When handling fractional exponents:

• Remember that the numerator represents the power, and the denominator indicates the root.
• For example, \( x^{3/2} \) means you take the square root of \( x \) and then raise it to the power of 3.
• These expressions allow us to apply calculus rules like the power rule easily, making the process less cumbersome.

In our function \( f(x) = x^{1/2} + x^{-1/2} \), translating to fractional exponents makes applying the power rule straightforward.
By doing this transformation, we can smoothly differentiate the function without the need to manipulate cumbersome root expressions repeatedly.
This steams up the process and simplifies it beautifully.

Differentiation

Differentiation is the process through which we calculate the rate at which a function changes at any given point. It's the primary operation in differential calculus. Differentiation can help determine slopes of curves and optimize various functions in mathematical modeling.
To differentiate successfully:

• First, express the function in a suitable form if it isn't already (using tools like fractional exponents).
• Apply the relevant differentiation rules like the power rule for each term in the function.
• Combine the resulting terms to get the full derivative of the function.

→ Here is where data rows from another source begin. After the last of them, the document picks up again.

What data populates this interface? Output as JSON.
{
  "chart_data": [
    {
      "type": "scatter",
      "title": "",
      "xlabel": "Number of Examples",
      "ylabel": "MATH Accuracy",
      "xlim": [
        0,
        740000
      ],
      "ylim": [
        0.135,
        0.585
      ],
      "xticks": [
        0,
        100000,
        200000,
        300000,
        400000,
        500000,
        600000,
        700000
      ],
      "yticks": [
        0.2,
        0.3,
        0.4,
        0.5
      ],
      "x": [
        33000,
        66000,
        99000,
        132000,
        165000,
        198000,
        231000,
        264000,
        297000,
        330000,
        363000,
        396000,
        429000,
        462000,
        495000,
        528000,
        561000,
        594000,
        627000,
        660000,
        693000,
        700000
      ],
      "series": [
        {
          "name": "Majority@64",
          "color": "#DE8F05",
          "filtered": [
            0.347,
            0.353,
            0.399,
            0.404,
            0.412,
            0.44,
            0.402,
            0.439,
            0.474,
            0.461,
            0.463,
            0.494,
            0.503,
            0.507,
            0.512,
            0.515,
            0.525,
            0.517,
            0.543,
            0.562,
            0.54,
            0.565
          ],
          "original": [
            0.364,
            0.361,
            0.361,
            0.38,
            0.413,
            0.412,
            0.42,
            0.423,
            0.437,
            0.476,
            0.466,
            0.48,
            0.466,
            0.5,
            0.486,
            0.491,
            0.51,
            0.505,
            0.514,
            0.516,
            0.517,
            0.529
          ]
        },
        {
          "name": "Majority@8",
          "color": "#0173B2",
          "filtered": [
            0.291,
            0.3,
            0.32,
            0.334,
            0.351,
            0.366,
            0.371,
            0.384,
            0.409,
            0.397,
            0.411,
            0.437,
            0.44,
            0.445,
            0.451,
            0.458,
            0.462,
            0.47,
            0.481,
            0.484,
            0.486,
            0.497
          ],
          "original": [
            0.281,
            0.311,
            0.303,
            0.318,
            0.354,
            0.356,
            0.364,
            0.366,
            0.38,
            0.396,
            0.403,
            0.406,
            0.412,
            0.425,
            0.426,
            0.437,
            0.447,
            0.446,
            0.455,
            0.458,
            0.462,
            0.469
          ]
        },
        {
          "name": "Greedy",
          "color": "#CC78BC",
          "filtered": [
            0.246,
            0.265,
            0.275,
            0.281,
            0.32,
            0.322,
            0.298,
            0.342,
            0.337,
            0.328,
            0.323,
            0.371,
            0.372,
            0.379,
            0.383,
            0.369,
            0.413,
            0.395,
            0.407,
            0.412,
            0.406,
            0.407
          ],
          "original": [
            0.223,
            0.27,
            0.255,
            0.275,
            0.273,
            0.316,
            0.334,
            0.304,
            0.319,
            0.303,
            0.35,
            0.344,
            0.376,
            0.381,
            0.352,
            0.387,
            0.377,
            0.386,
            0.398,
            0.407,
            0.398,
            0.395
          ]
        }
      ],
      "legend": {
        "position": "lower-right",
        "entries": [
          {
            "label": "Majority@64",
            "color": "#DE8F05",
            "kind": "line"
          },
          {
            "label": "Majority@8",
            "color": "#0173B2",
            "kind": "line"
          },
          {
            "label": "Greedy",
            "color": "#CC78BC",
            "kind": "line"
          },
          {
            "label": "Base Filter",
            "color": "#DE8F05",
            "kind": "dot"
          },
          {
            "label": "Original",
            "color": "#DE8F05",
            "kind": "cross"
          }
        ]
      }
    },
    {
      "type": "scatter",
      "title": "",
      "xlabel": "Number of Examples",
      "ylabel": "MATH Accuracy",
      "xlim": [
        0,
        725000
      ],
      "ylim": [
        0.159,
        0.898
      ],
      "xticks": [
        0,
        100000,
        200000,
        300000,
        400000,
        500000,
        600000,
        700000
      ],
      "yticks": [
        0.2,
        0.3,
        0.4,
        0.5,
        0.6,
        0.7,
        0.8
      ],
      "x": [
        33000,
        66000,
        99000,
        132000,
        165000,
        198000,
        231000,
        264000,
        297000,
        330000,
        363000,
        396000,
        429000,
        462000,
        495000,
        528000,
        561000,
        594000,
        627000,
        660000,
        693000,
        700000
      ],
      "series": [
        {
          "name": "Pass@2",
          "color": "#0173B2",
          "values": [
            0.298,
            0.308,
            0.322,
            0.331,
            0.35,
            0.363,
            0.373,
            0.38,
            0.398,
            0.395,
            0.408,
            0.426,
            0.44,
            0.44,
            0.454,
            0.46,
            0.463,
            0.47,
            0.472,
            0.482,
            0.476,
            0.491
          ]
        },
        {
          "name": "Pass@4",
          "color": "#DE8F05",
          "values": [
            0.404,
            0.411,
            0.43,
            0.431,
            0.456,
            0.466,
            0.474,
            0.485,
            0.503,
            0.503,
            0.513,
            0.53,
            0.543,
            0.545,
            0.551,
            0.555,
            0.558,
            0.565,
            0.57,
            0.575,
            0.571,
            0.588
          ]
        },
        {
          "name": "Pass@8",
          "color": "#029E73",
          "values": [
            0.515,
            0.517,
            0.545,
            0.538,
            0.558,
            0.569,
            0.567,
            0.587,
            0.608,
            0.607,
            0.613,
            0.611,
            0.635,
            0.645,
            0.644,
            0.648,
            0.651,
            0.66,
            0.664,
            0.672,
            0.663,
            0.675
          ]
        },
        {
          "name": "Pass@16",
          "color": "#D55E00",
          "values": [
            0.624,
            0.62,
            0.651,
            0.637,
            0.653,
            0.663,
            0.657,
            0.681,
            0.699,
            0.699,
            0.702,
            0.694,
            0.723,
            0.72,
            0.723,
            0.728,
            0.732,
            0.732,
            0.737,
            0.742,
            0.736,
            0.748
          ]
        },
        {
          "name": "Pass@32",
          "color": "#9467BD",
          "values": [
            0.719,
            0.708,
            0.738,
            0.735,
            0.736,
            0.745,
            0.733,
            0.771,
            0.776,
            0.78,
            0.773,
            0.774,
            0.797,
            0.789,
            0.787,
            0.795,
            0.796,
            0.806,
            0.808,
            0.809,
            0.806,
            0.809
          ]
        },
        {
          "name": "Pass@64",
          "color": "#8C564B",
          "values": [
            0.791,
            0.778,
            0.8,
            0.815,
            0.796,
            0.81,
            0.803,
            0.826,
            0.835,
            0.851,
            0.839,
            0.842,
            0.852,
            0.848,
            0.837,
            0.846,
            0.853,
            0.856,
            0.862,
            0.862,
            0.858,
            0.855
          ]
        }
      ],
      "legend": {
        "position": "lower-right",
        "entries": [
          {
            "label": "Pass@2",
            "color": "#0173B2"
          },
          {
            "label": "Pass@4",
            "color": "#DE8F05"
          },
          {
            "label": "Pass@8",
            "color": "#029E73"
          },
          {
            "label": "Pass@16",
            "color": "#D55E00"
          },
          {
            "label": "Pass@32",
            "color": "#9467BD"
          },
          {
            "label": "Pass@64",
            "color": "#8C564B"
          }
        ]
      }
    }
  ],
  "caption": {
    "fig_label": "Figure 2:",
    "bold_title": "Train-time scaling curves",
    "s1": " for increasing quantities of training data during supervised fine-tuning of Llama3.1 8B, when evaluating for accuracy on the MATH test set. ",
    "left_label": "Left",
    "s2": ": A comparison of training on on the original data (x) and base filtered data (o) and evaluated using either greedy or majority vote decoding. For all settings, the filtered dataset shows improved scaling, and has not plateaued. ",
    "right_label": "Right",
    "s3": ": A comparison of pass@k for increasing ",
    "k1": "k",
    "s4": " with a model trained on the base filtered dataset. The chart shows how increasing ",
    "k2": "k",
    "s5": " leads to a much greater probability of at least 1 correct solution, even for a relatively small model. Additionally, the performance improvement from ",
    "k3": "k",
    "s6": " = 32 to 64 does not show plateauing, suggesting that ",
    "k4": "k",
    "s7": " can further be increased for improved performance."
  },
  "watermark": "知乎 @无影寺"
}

Differentiation is central to solving problems involving motion, growth, and change -in essence, it models real-world scenarios very effectively.
In this problem, differentiation allows us to move from \( f(x) = x^{1/2} + x^{-1/2} \) to a derivative \( f'(x) = \frac{1}{2}x^{-1/2} - \frac{1}{2}x^{-3/2} \), which constitutes the instantaneous rate of change for every point in the original function.
This derivative serves as a powerful tool in predicting how the function behaves overall.

Algebraic Manipulation

Algebraic manipulation involves rearranging and simplifying expressions to make them easier to work with. This skill becomes essential when preparing functions for differentiation or integration. It often involves processes like rewriting terms, factoring, expanding, and combining like terms.
In this problem, algebraic manipulation allowed us to refine the derivative from \( f'(x) = \frac{1}{2}x^{-1/2} - \frac{1}{2}x^{-3/2} \) into a simplified form by factoring out common terms.

• Recognize common factors in the terms, in this case, \( \frac{1}{2}x^{-3/2} \).
• Factor out this common component to simplify the expression, resulting in \( \frac{1}{2}x^{-3/2}(x - 1) \).
• Such simplifications make further mathematical operations tidier and often more intuitive.

Through smart algebraic manipulation, we can transform complex derivatives into straightforward expressions that are much easier to evaluate or utilize in further calculations. It's a critical step in the calculus toolkit, enhancing both understanding and computational efficiency.